As a full-time workers’ comp practitioner, I was aware of the former Appellate Commission’s constantly changing and almost Sisyphean burden of complying with the mandates of Stokes. Shortly after Stokes was issued — and years before my trial in Omer — I refined my game plan for my trials. I studied Stokes and created a list of questions that, step-by-step and almost verbatim, followed the Supreme Court’s new multifactor test required to establish disability. I always read these questions during direct examination of my vocational expert so when the expert’s testimony is considered by the court, it precisely lines up with the requirements laid out in Stokes. Regarding the subject of preparation, the Omer Court in its per curiam opinion in support of affirming the award of benefits pointed to specific testimony in the trial record. The Omer Court stated:
“We find the deposition testimony of the claimant’s vocational expert [Feldman] particularly significant. ... Indeed, Feldman’s testimony traced, step-by-step, the multifactor test required to establish disability that this court laid out in Stokes.”14
Had I not been prepared to ask the proper questions, the outcome in Omer and its impact on pending and future cases may have been different.
Whether it’s alternative methods of proving your case or running your practice, always have a backup plan. No matter how well you prep a witness, you never really know what their testimony will be. Don’t ask questions you haven’t previously discussed with the witness, have a second line of questioning, an exhibit to help rehabilitate the witness, or have another witness ready to clarify any inconsistency created by a witness’s damaging statement.
You never know when a staff member will leave you in a lurch. In the late 1980s when we purchased our first personal computer, my legal assistant and I took classes to learn how to operate it. I wanted to make sure that I knew how to do every job in my office. In 1993, while I was working on a Supreme Court brief, she gave me two weeks’ notice and left before the brief was finished. I was much less adept but using the knowledge of WordPerfect I had learned in the classes, I did my own keyboarding, worked late into the evenings, and the filed the brief on time. Anticipate hurdles and prepare for them.
There is a commonality of issues in our cases so standardized intake, correspondence, pleading, deposition, and trial outlines should be used and constantly refined. This will help you avoid lapses and errors. Although we are competitors for business, most of us are committed to our cause. In the spirit of helping all injured workers, many of our fellow practitioners are happy to share their forms, deposition and trial outlines, and expertise. For instance, my contingent fee agreement can be found in the ICLE publication, Attorney Fee Agreements in Michigan.15 I’ve already shared them, and I’ll gladly continue to make my Stokes questions available.

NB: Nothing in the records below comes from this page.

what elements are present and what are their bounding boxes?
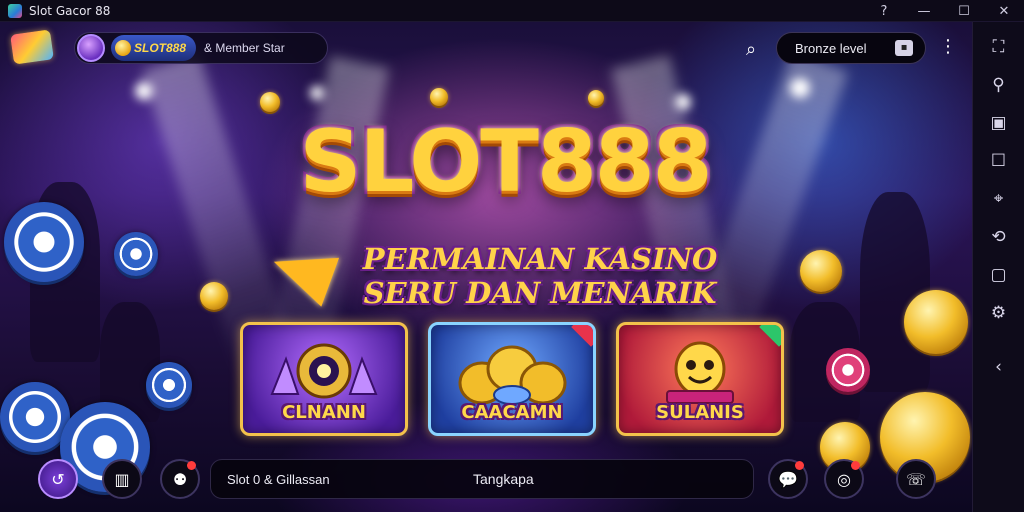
app-icon [8,3,22,18]
leaderboard-button[interactable]: ▥ [102,459,142,499]
casino-chip [4,202,84,282]
avatar[interactable] [77,34,105,62]
game-logo[interactable] [10,29,54,65]
tagline-line-1: PERMAINAN KASINO [362,242,718,276]
emulator-side-toolbar: ⛶ ⚲ ▣ ☐ ⌖ ⟲ ▢ ⚙ ‹ [972,22,1024,512]
game-card-1[interactable]: CLNANN [240,322,408,436]
window-controls: ? — ☐ ✕ [864,0,1024,22]
mascot-icon [666,341,734,404]
app-header: SLOT888 & Member Star ⌕ Bronze level ▪ ⋮ [0,22,972,72]
tagline-line-2: SERU DAN MENARIK [363,276,717,310]
game-card-label: CLNANN [282,402,366,423]
profile-button[interactable]: ⚉ [160,459,200,499]
casino-chip [114,232,158,276]
pin-icon[interactable]: ⚲ [979,68,1019,102]
coin-icon [115,40,131,56]
game-card-3[interactable]: SULANIS [616,322,784,436]
close-button[interactable]: ✕ [984,0,1024,22]
profile-pill[interactable]: SLOT888 & Member Star [74,32,328,64]
refresh-button[interactable]: ↺ [38,459,78,499]
hero-tagline: PERMAINAN KASINO SERU DAN MENARIK [330,242,750,310]
rotate-icon[interactable]: ⟲ [979,220,1019,254]
settings-icon[interactable]: ⚙ [979,296,1019,330]
maximize-button[interactable]: ☐ [944,0,984,22]
notification-dot [851,461,860,470]
support-button[interactable]: ☏ [896,459,936,499]
fullscreen-icon[interactable]: ⛶ [979,30,1019,64]
notification-dot [795,461,804,470]
corner-tag [759,325,781,347]
gold-coin [588,90,604,106]
level-field[interactable]: Bronze level ▪ [776,32,926,64]
record-icon[interactable]: ▢ [979,258,1019,292]
brand-chip[interactable]: SLOT888 [111,35,197,61]
bottom-bar-left-text: Slot 0 & Gillassan [227,471,330,487]
location-icon[interactable]: ⌖ [979,182,1019,216]
gold-coin [800,250,842,292]
gold-coin [260,92,280,112]
crowd-silhouette [860,192,930,392]
support-icon: ☏ [905,469,926,489]
member-label: & Member Star [204,41,285,55]
leaderboard-icon: ▥ [114,469,130,489]
stage-spotlight [790,78,810,98]
bottom-bar-right-text: Tangkapa [473,471,534,487]
gold-coin [904,290,968,354]
notification-dot [187,461,196,470]
gold-coin [200,282,228,310]
bottom-info-bar[interactable]: Slot 0 & Gillassan Tangkapa [210,459,754,499]
chat-icon: 💬 [778,469,798,489]
game-viewport: SLOT888 & Member Star ⌕ Bronze level ▪ ⋮… [0,22,972,512]
brand-label: SLOT888 [134,41,187,55]
back-icon[interactable]: ‹ [979,350,1019,384]
game-card-label: SULANIS [656,402,744,423]
hero-title: SLOT888 [299,112,713,212]
target-button[interactable]: ◎ [824,459,864,499]
casino-chip [826,348,870,392]
search-icon[interactable]: ⌕ [738,36,764,62]
game-card-label: CAACAMN [461,402,563,423]
casino-chip [146,362,192,408]
slot-machine-icon [270,343,378,399]
target-icon: ◎ [837,469,851,489]
help-icon[interactable]: ? [864,0,904,22]
window-icon[interactable]: ☐ [979,144,1019,178]
gold-coin [430,88,448,106]
more-menu-icon[interactable]: ⋮ [938,36,958,62]
window-title: Slot Gacor 88 [29,3,111,18]
minimize-button[interactable]: — [904,0,944,22]
stage-spotlight [310,86,324,100]
coins-icon [458,345,567,405]
stage-spotlight [675,94,691,110]
refresh-icon: ↺ [51,469,65,489]
chat-button[interactable]: 💬 [768,459,808,499]
stage-spotlight [135,82,153,100]
window-titlebar: Slot Gacor 88 ? — ☐ ✕ [0,0,1024,22]
profile-icon: ⚉ [172,469,188,489]
level-text: Bronze level [795,40,867,56]
wallet-icon: ▪ [895,40,913,56]
game-card-2[interactable]: CAACAMN [428,322,596,436]
screenshot-icon[interactable]: ▣ [979,106,1019,140]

Following my own advice to be prepared — while keeping my fingers crossed and clearing this through the State Bar of Michigan Ethics Helpline — for the past 11-plus years, my contingent fee agreement form has provided:
“Attorney is entitled to charge the greater of the maximum fee allowable by the Rules of the Workers’ Compensation Agency at the time of the redemption hearing or the maximum fee allowable at the time this agreement is signed.”
I hope I’m prescient. Just ask around and you’ll find the forms you need. Best practice: Be prepared.
These may sound trite, but:
Learn. Stay current. Prepare. Be honorable. Be respectful. Have integrity. Get involved.